I’d always rolled my eyes at the nuns when they talked about things like souls and being saved, but Sparrow and me needed something, even if it was just a long-dead girl. And then I understood that the story was wrong. She didn’t jump because of some French fuckboy, but because of the need to save herself, to escape the body that with pleasure and grief had betrayed her. She had jumped to become the lake.

Cam had taken my arm.

“Wait, I’m seeing, like, really weird things,” he said. “Like dancing lights.”

Sparrow asked if he saw the shape of a girl. Wonder passed through his eyes. For a moment I could see the midway lights too. Then his face screwed up in pain, and he clawed at his head.

“Take me home,” he said, voice rising in panic. “Take me home.”

I caught him as his knees buckled. I screamed for Sparrow, and we pulled Cam away from the spring’s edge. He was paper light and all at once too heavy to hold.

“Give me your phone,” I said to Sparrow. She reminded me that she had dropped it in the water. I went to get Cam’s from his pocket. She caught my wrist.

“We’re trespassing,” she said. “I can’t fucking get arrested again. What about our plan?”

Cam had stopped seizing, but he was still on the ground and unresponsive. His breaths came in raspy moans. I wedged my hand in his pocket and closed on a plastic cylinder that rattled as I tossed it to the ground. Sparrow picked it up.

“Just to clear our heads,” she said. “Then we’ll get him out of here ourselves, okay?
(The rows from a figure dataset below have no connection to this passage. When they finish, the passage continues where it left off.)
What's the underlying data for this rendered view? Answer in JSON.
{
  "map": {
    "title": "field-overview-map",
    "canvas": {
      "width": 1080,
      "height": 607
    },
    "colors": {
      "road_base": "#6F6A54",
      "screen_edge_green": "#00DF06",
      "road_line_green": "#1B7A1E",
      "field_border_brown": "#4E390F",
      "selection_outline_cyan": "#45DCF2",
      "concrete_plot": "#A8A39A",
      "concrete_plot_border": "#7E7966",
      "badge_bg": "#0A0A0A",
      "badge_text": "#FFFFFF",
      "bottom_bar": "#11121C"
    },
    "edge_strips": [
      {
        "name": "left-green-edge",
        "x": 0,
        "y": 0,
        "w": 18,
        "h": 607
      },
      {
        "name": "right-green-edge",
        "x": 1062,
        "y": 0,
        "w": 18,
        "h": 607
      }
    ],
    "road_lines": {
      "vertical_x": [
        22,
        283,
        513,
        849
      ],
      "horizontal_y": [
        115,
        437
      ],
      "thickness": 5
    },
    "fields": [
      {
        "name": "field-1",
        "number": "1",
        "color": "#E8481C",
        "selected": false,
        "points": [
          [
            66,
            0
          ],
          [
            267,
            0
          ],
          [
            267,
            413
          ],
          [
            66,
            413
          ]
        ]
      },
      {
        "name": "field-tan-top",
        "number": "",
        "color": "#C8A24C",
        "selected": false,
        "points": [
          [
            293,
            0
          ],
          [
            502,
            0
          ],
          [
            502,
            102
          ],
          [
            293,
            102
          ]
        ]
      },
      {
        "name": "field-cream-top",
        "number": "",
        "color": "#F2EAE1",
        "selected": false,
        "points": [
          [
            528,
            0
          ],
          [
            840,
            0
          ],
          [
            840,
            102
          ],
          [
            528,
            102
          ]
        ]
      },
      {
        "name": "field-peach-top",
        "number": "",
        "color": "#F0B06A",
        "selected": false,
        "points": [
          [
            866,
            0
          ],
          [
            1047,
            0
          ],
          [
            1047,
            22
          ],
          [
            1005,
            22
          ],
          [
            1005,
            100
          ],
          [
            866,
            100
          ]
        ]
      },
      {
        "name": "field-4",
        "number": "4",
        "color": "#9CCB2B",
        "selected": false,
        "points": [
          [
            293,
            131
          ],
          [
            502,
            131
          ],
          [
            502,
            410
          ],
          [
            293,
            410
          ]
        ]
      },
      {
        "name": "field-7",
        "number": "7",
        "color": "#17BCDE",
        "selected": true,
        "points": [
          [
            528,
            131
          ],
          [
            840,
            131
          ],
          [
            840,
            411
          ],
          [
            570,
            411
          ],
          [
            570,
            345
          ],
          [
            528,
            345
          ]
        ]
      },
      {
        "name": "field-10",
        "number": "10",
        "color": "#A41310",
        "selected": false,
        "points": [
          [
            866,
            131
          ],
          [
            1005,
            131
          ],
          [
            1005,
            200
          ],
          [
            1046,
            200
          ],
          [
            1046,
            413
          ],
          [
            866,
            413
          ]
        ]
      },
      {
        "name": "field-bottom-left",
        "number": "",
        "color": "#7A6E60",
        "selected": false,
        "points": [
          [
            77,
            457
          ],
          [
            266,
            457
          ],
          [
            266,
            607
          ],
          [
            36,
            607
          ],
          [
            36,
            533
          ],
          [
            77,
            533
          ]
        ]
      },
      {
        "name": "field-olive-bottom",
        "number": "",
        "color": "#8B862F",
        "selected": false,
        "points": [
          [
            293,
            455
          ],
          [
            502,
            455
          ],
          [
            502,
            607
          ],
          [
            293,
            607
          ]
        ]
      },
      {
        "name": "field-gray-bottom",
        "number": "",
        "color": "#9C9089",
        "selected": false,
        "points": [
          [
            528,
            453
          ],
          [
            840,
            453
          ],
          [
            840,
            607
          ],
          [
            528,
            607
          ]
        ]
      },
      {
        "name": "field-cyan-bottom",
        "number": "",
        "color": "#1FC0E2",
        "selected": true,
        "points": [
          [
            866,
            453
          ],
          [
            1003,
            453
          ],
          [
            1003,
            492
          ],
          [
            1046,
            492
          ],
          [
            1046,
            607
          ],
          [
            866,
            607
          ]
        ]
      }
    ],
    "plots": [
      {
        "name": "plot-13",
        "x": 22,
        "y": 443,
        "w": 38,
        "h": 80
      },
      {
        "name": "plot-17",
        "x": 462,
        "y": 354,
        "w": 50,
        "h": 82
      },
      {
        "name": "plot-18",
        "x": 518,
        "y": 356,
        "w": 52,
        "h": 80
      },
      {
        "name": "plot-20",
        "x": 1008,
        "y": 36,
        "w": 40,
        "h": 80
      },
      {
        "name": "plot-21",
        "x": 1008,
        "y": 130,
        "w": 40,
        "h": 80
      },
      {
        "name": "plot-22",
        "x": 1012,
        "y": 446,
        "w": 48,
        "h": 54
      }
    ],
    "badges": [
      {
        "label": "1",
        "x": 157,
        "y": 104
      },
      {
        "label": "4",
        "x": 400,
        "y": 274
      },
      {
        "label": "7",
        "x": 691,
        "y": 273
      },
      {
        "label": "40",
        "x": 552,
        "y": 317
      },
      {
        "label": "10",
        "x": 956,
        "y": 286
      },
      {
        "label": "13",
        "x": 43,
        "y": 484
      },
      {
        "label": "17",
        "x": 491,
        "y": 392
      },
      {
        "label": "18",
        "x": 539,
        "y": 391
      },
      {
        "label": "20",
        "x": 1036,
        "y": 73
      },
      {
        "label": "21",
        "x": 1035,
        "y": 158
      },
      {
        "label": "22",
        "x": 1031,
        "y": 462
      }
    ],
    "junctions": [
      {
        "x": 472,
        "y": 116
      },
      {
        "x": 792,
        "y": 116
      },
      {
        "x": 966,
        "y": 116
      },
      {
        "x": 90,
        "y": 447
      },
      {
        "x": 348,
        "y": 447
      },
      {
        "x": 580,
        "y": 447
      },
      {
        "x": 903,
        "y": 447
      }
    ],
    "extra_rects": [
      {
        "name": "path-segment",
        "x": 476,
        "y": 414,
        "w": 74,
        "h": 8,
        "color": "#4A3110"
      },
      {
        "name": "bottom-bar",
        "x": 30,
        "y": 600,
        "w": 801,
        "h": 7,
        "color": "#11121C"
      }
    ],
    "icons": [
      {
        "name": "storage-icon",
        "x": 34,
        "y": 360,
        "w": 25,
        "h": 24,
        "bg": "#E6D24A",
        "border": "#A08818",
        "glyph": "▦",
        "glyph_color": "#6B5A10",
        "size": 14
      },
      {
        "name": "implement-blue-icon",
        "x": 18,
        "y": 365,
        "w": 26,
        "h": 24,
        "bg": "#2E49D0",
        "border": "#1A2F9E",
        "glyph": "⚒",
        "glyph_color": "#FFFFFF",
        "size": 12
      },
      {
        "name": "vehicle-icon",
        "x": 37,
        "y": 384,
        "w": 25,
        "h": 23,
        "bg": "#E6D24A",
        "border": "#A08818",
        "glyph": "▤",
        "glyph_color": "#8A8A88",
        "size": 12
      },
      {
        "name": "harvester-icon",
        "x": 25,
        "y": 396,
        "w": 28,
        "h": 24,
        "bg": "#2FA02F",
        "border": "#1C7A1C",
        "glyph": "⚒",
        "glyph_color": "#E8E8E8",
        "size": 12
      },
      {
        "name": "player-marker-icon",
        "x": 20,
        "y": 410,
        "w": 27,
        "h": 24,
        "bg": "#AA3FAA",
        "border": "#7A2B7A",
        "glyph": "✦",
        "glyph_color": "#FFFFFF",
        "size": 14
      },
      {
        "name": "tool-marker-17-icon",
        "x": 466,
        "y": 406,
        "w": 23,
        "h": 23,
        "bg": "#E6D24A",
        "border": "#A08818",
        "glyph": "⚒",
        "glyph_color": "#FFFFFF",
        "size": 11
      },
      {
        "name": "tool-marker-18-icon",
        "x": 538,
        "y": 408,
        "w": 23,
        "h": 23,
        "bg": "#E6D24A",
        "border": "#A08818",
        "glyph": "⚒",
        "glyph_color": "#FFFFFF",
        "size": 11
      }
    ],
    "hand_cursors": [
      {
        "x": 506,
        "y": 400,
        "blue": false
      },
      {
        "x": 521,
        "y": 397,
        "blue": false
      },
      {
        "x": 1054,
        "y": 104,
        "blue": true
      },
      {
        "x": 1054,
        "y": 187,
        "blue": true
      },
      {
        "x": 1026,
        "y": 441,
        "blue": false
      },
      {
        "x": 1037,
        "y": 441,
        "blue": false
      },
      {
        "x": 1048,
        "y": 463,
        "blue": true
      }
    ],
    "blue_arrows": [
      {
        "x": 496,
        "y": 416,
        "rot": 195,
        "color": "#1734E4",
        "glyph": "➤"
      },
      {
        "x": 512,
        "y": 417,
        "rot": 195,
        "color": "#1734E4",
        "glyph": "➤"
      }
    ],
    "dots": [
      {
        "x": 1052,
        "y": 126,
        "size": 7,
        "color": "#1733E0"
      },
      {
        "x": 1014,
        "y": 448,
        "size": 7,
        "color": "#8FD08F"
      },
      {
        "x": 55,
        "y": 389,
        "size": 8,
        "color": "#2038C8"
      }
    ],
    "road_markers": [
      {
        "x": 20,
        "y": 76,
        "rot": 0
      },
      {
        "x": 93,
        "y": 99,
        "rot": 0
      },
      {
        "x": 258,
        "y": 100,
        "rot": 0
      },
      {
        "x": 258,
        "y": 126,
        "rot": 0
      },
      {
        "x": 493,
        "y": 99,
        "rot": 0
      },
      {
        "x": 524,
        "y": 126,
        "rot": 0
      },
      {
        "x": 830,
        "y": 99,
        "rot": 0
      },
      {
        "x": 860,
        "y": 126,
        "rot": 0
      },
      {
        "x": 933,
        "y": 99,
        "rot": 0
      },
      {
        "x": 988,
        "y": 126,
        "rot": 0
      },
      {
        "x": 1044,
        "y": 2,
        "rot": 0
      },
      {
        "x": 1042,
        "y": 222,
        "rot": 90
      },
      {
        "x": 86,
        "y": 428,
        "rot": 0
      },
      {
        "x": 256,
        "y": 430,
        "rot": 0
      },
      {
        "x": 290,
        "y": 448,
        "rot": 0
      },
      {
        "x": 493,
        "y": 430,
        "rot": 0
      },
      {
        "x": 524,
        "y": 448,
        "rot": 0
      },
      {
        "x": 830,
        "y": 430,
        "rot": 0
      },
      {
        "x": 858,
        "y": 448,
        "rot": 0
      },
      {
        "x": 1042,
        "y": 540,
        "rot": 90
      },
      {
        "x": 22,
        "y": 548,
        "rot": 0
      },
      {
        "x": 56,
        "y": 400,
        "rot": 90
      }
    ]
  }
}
We’ll get him to the car and take him to the hospital.”

“Okay,” I said. “Okay.”

 

Before the summer heat broke, Sparrow would be found on the floor of an Olivette motel room, cold and blue, a pendant of foam hanging from her lips. Cam would die of a brain hemorrhage in the ICU of Barnes-Jewish Hospital, in a room overlooking Forest Park, as a storm rolled in from the west. At Cam’s funeral, the procession stretched for blocks. His parents wrote a long Post-Dispatch obituary and people donated thousands of dollars to a cancer charity. For Sparrow, only a private graveside service.

This is the last story—a story of girls who died of a longing that consumed them, even their marrow. They became a cautionary tale, their names bitter on the tongue of a mother, or nervous in a daughter’s mouth. They don’t have a lake or a mansion to haunt. Because ghosts don’t really linger politely in place. They stroll; the world is the fairground. They are everywhere, everywhere.

 

I snapped one of the glow sticks from the zombie survival kit so we could see better. I took out the hammer. On the lid, I lined up the pills for me and for Sparrow, and smashed them into powder.

The suffocating sweetness settled over me. I breathed honey like it was air. I drank the milk of paradise and let that fill my lungs. The ground turned sideways. I dug into the dirt and found the Ferris wheel, immense and all lit, and I pulled it from the earth. I climbed the chassis, passed my father in one of the seats. It’s nice to see you, he said, but really I can’t stay. I kept climbing. A lapis-blue pigeon with a crown of jeweled feathers pecked my arm. A cottonmouth slithered from the Mississippi. At the top of the wheel, I found the other girls—Emmy in diamond earrings that belonged to my mother, Karina holding a camera. Their eyes the same nacreous green. On the bench lay a stack of antique negative plates with finely dressed women trapped in the glass, emulsion curling off, erasing their faces in silver halide spirals. Like a cat, Karina dropped them one by one from the side of the car and watched them shatter below. I love you, baby girl, she said to me.

åThe Ferris wheel bulbs flickered. The wheel lurched. It dropped me to the dirt. Next to me, Cam and Sparrow were at broken angles, and in the trees, the girls, the babies, the aviary birds blinked their green eyes in these dark and spectral woods. And then just the light of the glow stick remained, as brief and infinite as we were.